The connection between cinema and war goes back to the battlefields of the western front. The British propaganda film “The Battle of the Somme” first provided images from the trenches in 1916. War and the culture industry have always been mutually dependent—the stories, the tragedies, the technologies. This year, 36 years after the original – the first partnership between Hollywood and the US military in 1986, by the way – the action spectacle “Top Gun: Maverick” is being shown in Cannes. In the sequel, the boss remains anonymous for diplomatic and economic reasons.

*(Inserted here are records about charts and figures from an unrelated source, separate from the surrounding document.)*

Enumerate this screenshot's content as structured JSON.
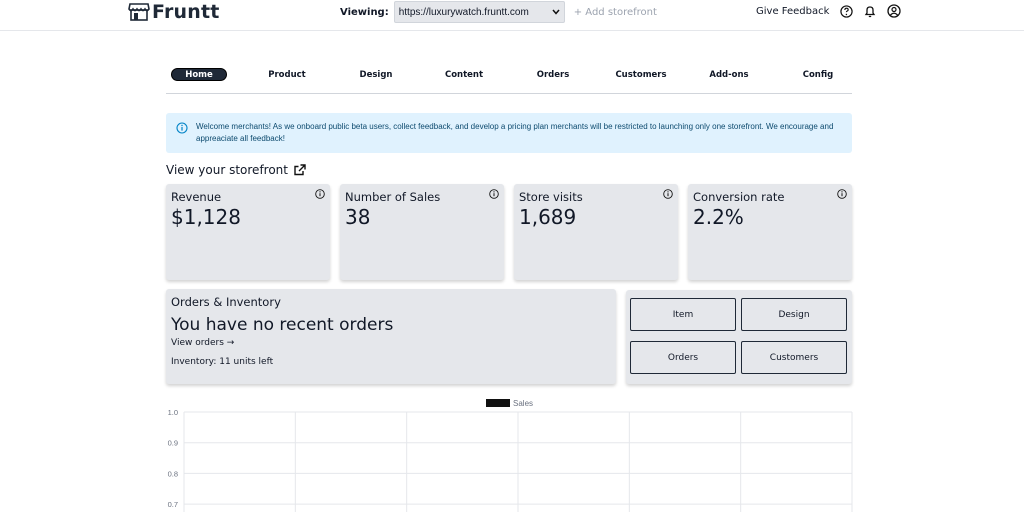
{
  "app": {
    "name": "Fruntt"
  },
  "header": {
    "viewing_label": "Viewing:",
    "store_url": "https://luxurywatch.fruntt.com",
    "add_storefront": "+ Add storefront",
    "give_feedback": "Give Feedback"
  },
  "nav": {
    "items": [
      {
        "label": "Home",
        "active": true
      },
      {
        "label": "Product"
      },
      {
        "label": "Design"
      },
      {
        "label": "Content"
      },
      {
        "label": "Orders"
      },
      {
        "label": "Customers"
      },
      {
        "label": "Add-ons"
      },
      {
        "label": "Config"
      }
    ]
  },
  "banner": {
    "text": "Welcome merchants! As we onboard public beta users, collect feedback, and develop a pricing plan merchants will be restricted to launching only one storefront. We encourage and appreaciate all feedback!"
  },
  "view_storefront": "View your storefront",
  "stats": [
    {
      "title": "Revenue",
      "value": "$1,128"
    },
    {
      "title": "Number of Sales",
      "value": "38"
    },
    {
      "title": "Store visits",
      "value": "1,689"
    },
    {
      "title": "Conversion rate",
      "value": "2.2%"
    }
  ],
  "orders": {
    "title": "Orders & Inventory",
    "headline": "You have no recent orders",
    "view_orders": "View orders",
    "inventory": "Inventory: 11 units left"
  },
  "quick_actions": {
    "item": "Item",
    "design": "Design",
    "orders": "Orders",
    "customers": "Customers"
  },
  "chart_data": {
    "type": "line",
    "legend": [
      "Sales"
    ],
    "series": [
      {
        "name": "Sales",
        "values": []
      }
    ],
    "y_ticks": [
      "1.0",
      "0.9",
      "0.8",
      "0.7"
    ],
    "ylim": [
      0.7,
      1.0
    ],
    "grid": true,
    "legend_position": "top-center",
    "colors": {
      "sales": "#111111",
      "grid": "#e5e7eb"
    }
  }
}
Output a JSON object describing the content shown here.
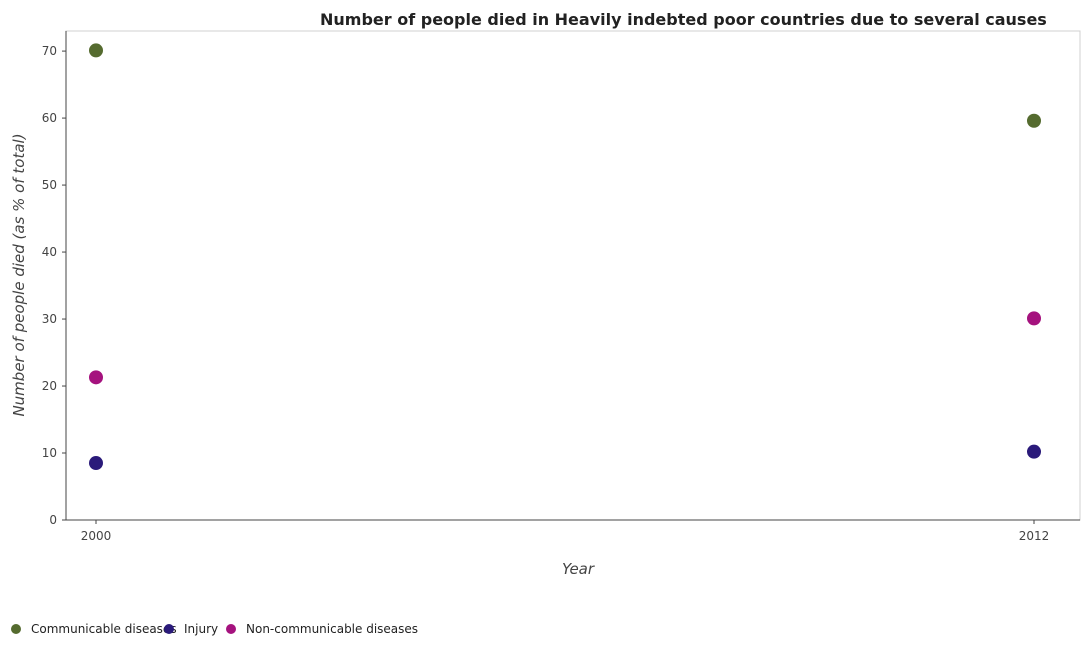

Volodymyr Zelenskyj did not even mention the name of his adversary at the opening gala of the 75th Cannes Film Festival on Tuesday evening. “The dictator will not win!” was his message to the assembled glamor faction of world cinema. And he brought another job as a small gift via video link: “Hundreds of people are dying today. Will cinema be silent about this?”

Cannes did well to give the floor to the Ukrainian President at the opening – unlike the Academy a few months ago at the Oscars. Inviting Selenskyj to official receptions has recently felt a bit calculated: Of course, there is always a certain amount of glamor and glory that falls back on the hosts themselves. But there is hardly a better platform for the former actor and comedian, in front of colleagues, to appeal to the responsibility of the world public. to be a thorn in the flesh.

Selenskyj speaks for a long time on Tuesday, almost ten minutes, and one has to give the organizers credit for the fact that his surprise appearance is dramaturgically well placed. For years, films have been shown at the major festivals that have repeatedly brought to mind the situation in Ukraine after the annexation of Crimea and the war in the east. But how powerful is cinema today? Selenskyj is reminiscent of Chaplin’s “The Great Dictator”: a prophetic film at the time, in retrospect almost naive.

Where are the Chaplins of the present, when Europe’s internal stability is threatened again? The President thanks all Ukrainian filmmakers, but does not forget his Russian colleagues, who have been subjected to state reprisals for years. One of them, Kirill Serebrennikov, will present his new film on the Croisette this week. The speech is also so impressive because Zelenskyj calls for unity against a common enemy despite all the uncompromisingness.

But how can the transition to the celebratory part succeed after this speech, with a meta-zombie comedy that uses violence for comic effect? Michel Hazanavicius’ opening film “Coupez!” – very funny, very bloody, but also a lot of nonsense – seems all the more strange after Selenskyj’s appearance. But those are the contradictions that one has to endure this year between world politics and art cinema. In the end, Julianne Moore only has to officially open the festival.